[ExI] R: Re: R: Re: Cramer on impossibility of FTL communication
scerir at alice.it
scerir at alice.it
Wed Sep 2 22:48:43 UTC 2015
Adrian Tymes wrote:
Let us take this one step further.
Let us posit the existence of some universal observer. Let us call it God,
because God knows all.
God sees two entangled photons being formed, and knows their properties.
God does not tell you, but God knows.
Some time later, you find out the state of one of them. Does this cause a
change in the other? No: it is still as God always knew it was, and a
chain of knowledge can be traced back to the origin when the two photons
were at the same place so as to get entangled.
###
It is ok. I'm not saying there are physical "influences" between
the entangled particles (timelike separated or spacelike separated).
There are papers showing that *if* there are such "influences"
the speed of these "influences" are superluminal (but non infinite).
In general experiments performed use Franson interferometers
(time / energy entanglement, not position momentum entanglement).
The final results of the experiments, with moving measuring devices,
rule out the possibility to describe the quantum correlations by means
of real clocks, in terms of "before" and "after".
Nonlocal quantum phenomena cannot be described with the notions
of space and time. This means that there is no time ordering behind
nonlocal correlations, so the causal order cannot be reduced to the
temporal one. Quantum correlations somehow reveal dependence
between the events, or logical order. Experiment shows that this
dependence, or logical order, is beyond any real time ordering.
In the realm of the nonlocal quantum phenomena, things come
to pass but the time doesn't seem to pass here.
What about these experiments? When they are performed with moving
apparatuses, several relevant frames are involved. In this case, different
clocks watch the arrival times, and what is “after” according to the
laboratory
clock may become “before” according to one moving clock. Then, it is possible
to define other time orderings. If each measuring device in its own reference
frame is the first to select the output of photons, we have "before-before"
timing.
If each measuring device in its own reference frame selects the photon
output after the other, we have the "after-after" timing. Is it possible to
give
a time-ordered causal explanation for relativistic experiments using
apparatuses
in motion? No, quantum mechanics requires that the particles stay non local,
correlated independent of any timing,both in the "after-after" and in the
"before-before" situation. Experiments performed agree with quantum
mechanical prediction..
So, if these correlations are out of space and time, there are - perhaps -
"correlations without correlata" (according to Mermin and his Ithaca
interpretation) that is to say there is an algorithm, an abstract law of
nature, wich regulates these correlations, period. And that is (imo)
close to you are saying.
A common cause (overlap of the light cones of both
entangled particles) could explain correlations?

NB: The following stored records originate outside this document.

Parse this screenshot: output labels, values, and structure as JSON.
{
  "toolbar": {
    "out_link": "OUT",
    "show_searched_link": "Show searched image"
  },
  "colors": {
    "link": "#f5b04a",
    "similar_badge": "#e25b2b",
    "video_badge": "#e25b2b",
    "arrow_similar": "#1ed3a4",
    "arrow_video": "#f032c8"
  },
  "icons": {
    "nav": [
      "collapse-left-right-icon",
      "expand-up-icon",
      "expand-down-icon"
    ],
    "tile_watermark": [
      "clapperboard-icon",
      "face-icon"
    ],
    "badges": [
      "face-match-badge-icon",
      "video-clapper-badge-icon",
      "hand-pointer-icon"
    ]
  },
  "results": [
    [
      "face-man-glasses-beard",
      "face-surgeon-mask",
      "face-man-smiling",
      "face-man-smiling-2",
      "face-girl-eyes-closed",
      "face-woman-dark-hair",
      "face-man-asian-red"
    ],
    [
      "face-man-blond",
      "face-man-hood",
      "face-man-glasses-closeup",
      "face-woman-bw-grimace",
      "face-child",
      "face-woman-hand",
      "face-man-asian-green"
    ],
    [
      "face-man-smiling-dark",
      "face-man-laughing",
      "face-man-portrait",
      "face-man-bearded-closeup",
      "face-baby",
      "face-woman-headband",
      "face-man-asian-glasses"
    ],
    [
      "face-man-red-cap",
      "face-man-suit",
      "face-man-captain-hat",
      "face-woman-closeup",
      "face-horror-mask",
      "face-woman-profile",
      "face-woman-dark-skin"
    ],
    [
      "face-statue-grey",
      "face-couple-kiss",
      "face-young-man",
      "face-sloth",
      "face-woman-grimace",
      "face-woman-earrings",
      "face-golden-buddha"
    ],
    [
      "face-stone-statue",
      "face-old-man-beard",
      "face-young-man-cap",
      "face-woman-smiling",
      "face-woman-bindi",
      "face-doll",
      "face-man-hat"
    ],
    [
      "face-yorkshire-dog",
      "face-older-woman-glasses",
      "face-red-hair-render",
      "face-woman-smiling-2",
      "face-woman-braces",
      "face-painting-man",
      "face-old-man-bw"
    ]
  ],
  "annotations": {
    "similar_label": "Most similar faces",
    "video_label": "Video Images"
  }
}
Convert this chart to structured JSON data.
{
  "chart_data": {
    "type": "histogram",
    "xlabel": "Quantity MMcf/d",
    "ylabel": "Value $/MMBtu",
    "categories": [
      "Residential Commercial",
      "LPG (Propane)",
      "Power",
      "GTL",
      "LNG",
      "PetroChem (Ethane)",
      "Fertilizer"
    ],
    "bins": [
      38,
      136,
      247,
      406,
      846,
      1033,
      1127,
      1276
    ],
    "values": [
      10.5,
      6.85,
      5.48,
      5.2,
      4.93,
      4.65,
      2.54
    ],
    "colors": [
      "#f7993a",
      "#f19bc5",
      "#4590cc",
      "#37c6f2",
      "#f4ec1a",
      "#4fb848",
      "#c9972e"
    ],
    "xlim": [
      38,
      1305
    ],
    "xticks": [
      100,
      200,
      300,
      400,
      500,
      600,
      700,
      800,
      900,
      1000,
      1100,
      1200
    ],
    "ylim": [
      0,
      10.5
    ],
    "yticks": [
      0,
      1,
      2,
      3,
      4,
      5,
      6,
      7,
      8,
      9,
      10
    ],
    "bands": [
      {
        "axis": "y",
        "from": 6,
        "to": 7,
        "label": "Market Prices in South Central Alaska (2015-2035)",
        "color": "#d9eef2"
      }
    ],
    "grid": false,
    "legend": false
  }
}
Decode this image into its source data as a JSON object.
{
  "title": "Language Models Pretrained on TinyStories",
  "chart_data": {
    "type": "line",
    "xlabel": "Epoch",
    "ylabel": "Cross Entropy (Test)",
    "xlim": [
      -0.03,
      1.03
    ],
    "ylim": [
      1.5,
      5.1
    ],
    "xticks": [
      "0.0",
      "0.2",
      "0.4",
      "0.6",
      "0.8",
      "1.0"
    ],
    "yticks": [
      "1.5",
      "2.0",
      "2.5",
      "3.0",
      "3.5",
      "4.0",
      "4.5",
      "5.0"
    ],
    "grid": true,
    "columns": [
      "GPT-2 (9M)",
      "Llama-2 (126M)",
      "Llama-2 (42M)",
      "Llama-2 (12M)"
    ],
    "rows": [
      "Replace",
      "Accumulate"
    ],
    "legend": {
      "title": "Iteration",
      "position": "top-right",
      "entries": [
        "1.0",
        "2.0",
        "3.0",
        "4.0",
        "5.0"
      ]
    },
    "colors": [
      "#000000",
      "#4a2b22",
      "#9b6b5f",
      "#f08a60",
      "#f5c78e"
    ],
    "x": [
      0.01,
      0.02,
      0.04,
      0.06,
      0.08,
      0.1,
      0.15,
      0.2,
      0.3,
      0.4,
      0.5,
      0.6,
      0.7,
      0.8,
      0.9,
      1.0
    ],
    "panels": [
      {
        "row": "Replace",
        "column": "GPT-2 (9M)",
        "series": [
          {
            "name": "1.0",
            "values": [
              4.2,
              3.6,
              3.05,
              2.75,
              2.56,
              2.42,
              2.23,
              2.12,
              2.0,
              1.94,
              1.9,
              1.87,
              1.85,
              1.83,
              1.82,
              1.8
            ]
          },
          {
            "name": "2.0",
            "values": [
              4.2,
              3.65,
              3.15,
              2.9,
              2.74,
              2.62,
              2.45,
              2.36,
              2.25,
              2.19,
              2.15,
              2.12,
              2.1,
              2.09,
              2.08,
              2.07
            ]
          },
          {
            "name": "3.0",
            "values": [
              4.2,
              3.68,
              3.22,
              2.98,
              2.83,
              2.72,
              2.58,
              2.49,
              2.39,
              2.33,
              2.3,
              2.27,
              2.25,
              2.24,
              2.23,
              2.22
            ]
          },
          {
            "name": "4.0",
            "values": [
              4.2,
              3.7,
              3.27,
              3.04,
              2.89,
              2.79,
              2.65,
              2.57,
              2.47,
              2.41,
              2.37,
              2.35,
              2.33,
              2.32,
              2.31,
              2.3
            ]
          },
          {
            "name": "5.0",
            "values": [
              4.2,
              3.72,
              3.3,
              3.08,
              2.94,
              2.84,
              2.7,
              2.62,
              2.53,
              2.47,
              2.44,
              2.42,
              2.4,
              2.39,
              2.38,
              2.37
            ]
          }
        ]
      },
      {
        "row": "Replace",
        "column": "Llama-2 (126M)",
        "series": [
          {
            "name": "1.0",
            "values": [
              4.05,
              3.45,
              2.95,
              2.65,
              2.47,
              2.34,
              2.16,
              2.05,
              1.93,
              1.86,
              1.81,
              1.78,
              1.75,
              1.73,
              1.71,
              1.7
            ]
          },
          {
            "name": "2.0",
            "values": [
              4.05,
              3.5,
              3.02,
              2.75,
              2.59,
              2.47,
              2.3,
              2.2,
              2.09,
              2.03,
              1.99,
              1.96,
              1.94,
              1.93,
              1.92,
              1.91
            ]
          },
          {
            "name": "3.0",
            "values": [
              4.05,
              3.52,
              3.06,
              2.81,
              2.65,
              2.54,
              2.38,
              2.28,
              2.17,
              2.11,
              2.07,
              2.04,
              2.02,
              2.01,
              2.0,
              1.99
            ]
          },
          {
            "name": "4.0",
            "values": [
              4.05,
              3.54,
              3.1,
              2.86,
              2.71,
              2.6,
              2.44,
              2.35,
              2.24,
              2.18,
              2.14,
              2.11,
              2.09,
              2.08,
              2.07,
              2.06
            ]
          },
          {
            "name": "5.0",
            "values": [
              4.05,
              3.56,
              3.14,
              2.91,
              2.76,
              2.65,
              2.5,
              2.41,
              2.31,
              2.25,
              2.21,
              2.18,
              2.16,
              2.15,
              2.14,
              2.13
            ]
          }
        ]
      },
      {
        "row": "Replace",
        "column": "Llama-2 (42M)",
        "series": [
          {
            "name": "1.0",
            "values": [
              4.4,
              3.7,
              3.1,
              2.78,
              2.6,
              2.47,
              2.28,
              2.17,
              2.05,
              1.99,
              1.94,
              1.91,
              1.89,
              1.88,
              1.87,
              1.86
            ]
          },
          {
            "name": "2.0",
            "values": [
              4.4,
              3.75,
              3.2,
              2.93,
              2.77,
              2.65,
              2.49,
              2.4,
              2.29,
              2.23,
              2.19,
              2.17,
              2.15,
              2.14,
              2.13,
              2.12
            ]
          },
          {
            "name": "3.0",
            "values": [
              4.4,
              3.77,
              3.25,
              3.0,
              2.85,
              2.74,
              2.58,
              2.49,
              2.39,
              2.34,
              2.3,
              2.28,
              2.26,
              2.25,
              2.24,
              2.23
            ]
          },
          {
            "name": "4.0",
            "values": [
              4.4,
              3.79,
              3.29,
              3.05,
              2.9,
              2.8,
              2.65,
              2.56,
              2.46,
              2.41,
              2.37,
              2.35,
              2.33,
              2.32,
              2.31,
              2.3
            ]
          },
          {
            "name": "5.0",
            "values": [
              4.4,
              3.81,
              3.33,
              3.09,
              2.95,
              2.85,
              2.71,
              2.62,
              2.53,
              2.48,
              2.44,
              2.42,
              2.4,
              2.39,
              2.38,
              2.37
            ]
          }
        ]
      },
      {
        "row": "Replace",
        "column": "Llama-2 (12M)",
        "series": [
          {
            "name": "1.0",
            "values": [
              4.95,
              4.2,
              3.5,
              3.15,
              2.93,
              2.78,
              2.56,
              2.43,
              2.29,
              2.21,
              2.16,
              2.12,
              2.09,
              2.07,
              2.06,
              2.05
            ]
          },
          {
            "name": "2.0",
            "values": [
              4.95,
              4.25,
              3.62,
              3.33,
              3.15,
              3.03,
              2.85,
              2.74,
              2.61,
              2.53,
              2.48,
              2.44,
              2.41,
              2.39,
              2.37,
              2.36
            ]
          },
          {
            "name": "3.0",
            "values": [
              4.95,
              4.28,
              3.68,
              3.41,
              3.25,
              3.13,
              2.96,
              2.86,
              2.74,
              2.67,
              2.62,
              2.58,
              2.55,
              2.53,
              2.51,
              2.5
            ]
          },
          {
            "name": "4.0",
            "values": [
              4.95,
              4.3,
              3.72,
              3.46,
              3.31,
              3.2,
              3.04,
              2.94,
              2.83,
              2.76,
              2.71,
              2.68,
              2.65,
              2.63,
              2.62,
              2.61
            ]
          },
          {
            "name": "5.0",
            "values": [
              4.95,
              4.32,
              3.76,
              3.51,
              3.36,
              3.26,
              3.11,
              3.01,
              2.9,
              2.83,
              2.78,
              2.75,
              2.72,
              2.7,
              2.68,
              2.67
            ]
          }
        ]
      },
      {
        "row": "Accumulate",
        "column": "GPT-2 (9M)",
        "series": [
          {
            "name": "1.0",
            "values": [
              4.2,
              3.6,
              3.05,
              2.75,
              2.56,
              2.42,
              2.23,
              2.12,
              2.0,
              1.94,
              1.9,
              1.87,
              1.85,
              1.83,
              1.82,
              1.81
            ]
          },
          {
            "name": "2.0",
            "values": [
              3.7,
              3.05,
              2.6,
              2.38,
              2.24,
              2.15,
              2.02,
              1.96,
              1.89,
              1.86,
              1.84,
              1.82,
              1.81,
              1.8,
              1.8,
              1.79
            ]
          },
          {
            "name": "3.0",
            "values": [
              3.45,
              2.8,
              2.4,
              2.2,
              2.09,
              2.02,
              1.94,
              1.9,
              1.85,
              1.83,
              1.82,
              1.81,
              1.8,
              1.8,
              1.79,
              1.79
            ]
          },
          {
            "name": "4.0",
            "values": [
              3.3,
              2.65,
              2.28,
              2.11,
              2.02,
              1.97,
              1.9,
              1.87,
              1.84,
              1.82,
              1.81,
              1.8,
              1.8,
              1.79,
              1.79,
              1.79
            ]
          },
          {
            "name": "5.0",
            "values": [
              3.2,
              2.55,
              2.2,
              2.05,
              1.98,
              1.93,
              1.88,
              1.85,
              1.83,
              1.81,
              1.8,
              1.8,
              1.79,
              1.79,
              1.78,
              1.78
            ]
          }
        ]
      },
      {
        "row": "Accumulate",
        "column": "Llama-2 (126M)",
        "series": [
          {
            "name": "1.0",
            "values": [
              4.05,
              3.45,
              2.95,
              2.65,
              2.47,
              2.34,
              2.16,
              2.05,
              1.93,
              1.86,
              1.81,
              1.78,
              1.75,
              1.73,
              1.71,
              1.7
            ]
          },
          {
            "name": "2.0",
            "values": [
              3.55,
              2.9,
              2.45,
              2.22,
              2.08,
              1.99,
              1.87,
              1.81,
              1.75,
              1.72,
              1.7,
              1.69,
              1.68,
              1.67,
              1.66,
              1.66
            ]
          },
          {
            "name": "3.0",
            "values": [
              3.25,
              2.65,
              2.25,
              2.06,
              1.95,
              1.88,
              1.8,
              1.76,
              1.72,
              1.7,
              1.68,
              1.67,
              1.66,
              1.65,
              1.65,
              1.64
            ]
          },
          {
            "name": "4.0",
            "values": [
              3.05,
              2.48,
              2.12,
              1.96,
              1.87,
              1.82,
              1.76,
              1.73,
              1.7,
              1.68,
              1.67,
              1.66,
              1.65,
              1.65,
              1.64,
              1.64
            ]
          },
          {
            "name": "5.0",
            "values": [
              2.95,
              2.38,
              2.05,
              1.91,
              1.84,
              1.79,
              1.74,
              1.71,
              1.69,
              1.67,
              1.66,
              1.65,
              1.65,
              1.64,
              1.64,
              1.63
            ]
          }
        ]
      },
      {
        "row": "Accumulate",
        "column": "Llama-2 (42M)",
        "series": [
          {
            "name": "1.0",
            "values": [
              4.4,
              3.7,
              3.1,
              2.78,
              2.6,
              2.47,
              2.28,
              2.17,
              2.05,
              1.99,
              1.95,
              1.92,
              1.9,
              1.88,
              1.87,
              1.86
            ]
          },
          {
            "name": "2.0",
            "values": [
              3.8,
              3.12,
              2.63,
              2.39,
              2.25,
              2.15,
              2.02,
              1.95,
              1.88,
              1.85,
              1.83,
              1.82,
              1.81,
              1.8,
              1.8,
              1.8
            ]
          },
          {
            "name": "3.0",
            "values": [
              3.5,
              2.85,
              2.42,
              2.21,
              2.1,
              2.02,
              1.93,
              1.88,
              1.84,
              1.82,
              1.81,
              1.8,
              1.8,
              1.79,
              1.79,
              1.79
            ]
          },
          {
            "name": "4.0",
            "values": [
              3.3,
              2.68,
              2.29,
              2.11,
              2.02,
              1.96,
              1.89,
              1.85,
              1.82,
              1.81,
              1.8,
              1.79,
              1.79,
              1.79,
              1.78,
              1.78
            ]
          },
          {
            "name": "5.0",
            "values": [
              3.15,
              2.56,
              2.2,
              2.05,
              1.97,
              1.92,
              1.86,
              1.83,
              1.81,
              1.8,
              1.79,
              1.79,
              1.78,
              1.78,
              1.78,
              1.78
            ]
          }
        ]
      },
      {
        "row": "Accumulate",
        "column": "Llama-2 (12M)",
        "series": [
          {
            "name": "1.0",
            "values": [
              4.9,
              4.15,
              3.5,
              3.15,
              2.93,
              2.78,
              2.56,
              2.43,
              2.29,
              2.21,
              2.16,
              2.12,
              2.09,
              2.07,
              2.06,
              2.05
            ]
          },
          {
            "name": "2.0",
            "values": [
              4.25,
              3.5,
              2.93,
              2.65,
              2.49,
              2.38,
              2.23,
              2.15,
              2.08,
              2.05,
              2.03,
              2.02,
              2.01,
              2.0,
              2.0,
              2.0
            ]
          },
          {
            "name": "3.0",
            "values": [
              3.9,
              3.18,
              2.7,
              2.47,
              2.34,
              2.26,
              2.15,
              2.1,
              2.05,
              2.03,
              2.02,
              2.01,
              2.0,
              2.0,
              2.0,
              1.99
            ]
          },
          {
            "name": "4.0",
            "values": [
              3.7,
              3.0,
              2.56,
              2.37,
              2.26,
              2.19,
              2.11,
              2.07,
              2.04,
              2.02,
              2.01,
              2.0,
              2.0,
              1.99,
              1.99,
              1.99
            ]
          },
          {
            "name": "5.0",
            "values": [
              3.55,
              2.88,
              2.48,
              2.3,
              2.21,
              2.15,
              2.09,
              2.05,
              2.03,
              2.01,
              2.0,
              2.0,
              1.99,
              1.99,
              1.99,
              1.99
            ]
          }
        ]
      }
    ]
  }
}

There is no general agreement about that.
As for the "conspiracy" argument, Shimony, Horne
and Clauser argue against conspiracy theories on
the basis that the rejection of independence of results
is a kind of skepticism, and that “skepticism of this sort will
essentially dismiss all the results of scientific experimentation”.
"It has been argued that quantum mechanics
is not locally causal and cannot be embedded
in a locally causal theory. That conclusion
depends on treating certain experimental parameters,
typically the orientations of polarization filters,
as free variables. But it might be that this apparent
freedom is illusory. Perhaps experimental parameters
and experimental results are both consequences,
or partially so, of some common hidden mechanism.
Then the apparent non-locality could be simulated."